Download our October/November issue

Download the October/November issue.

The October/November issue of Private Funds CFO is out, and you can download it here.

Editor’s letter: Registered private funds under the Investment Company Act of 1940 may not be anything new, but since their initial emergence in the first decade of the millennium – and subsequent fizzling out due to disappointing returns and liquidity characteristics – the private funds industry has been trying to reinvent them. Now, after last year’s guidance from the US Department of Labor allowing defined contribution plan money into the market and in pursuit of the longtime desire of some institutional investors for improved liquidity without an impact on their ‘illiquidity premium,’ some fund managers are innovating in the registered fund arena.

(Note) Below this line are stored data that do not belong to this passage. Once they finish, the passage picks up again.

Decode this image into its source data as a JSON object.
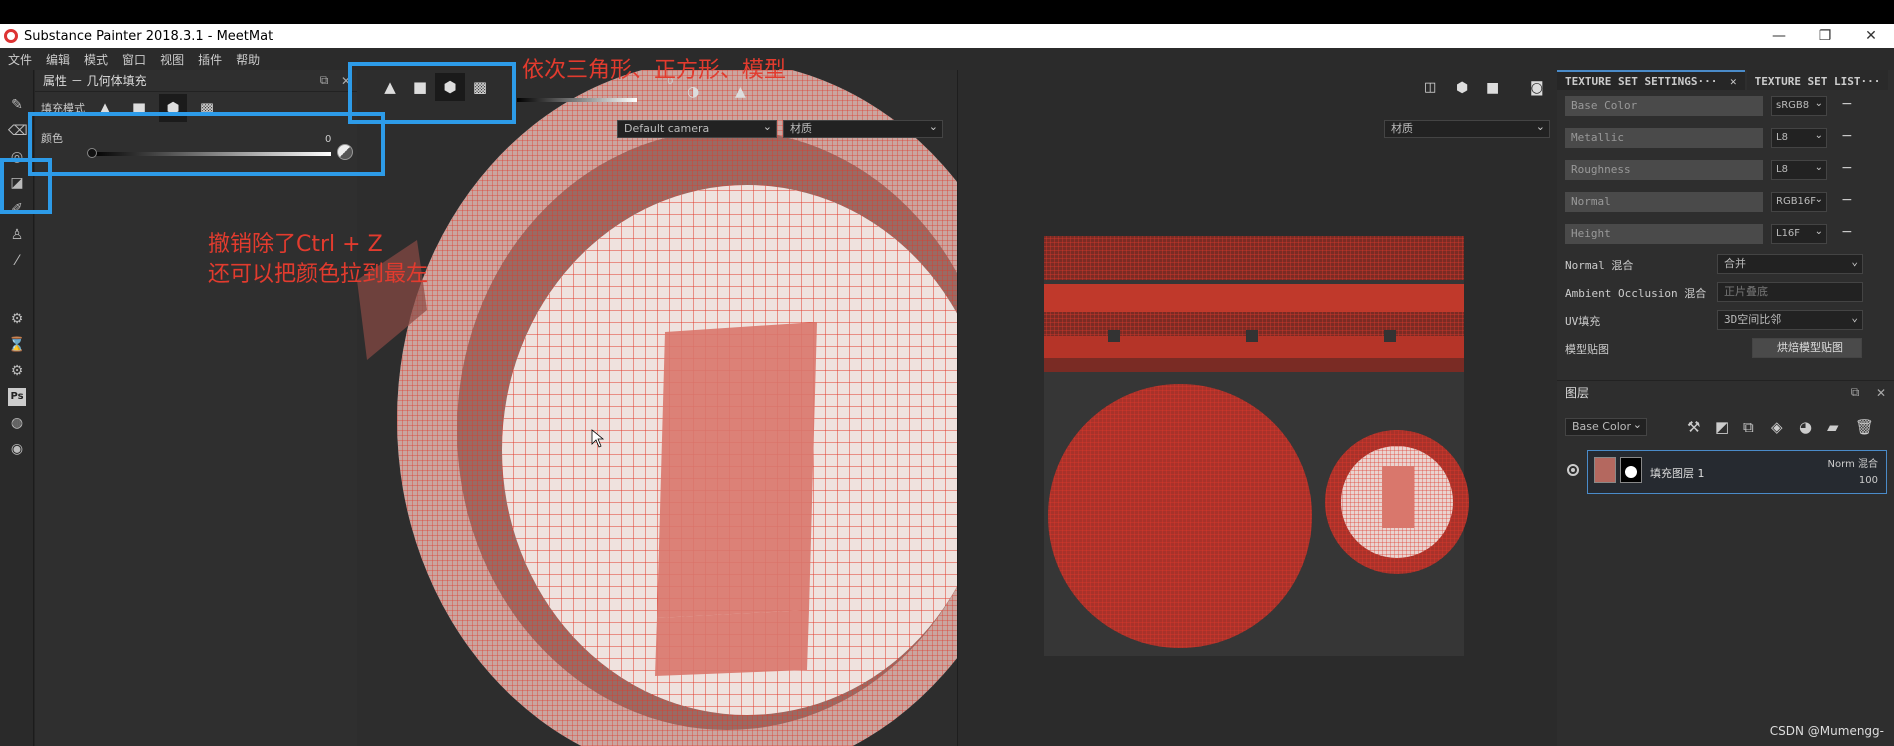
{
  "window": {
    "title": "Substance Painter 2018.3.1 - MeetMat",
    "controls": [
      "—",
      "❐",
      "✕"
    ]
  },
  "menu": [
    "文件",
    "编辑",
    "模式",
    "窗口",
    "视图",
    "插件",
    "帮助"
  ],
  "properties": {
    "title": "属性 － 几何体填充",
    "fill_mode_label": "填充模式",
    "color_label": "颜色",
    "color_value": "0"
  },
  "viewport": {
    "slider_value": "0",
    "camera_select": "Default camera",
    "material_select_left": "材质",
    "material_select_right": "材质"
  },
  "texture_set": {
    "tabs": [
      "TEXTURE SET SETTINGS···",
      "TEXTURE SET LIST···"
    ],
    "channels": [
      {
        "name": "Base Color",
        "format": "sRGB8"
      },
      {
        "name": "Metallic",
        "format": "L8"
      },
      {
        "name": "Roughness",
        "format": "L8"
      },
      {
        "name": "Normal",
        "format": "RGB16F"
      },
      {
        "name": "Height",
        "format": "L16F"
      }
    ],
    "options": [
      {
        "label": "Normal 混合",
        "value": "合并"
      },
      {
        "label": "Ambient Occlusion 混合",
        "value": "正片叠底"
      },
      {
        "label": "UV填充",
        "value": "3D空间比邻"
      },
      {
        "label": "模型贴图",
        "value": "烘焙模型贴图"
      }
    ]
  },
  "layers": {
    "title": "图层",
    "channel_select": "Base Color",
    "layer_name": "填充图层 1",
    "blend": "Norm 混合",
    "opacity": "100"
  },
  "annotations": {
    "modes": "依次三角形、正方形、模型",
    "undo_line1": "撤销除了Ctrl + Z",
    "undo_line2": "还可以把颜色拉到最左"
  },
  "watermark": "CSDN @Mumengg-",
  "colors": {
    "highlight": "#2d9be8",
    "annotation": "#e23b2e",
    "wireframe": "#e0392b"
  }
}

But it’s not just in registered ’40 Act funds that managers are trying to break the mold. In the US, and particularly in Europe, private fund managers are “pushing boundaries” with exotic structures, one fund administrator told me. Unregistered ‘evergreen’ funds, hybrid funds with buckets for publicly traded assets – and even funds that alternate between closed and open-ended – are beginning to appear.

This month, we look at some of the key, high-level considerations for finance, accounting and operations professionals whose firms are considering their own structure experiments. As seems ever the case, CFOs in particular will be charged with identifying and managing the right technology, service providers, operational needs and compliance requirements for managing such funds.

While not by any means exhaustive, we hope our cover story will help orient you, should your firm choose to join in this spurt of innovation. And keep an eye out for more as we delve deeper into the topic.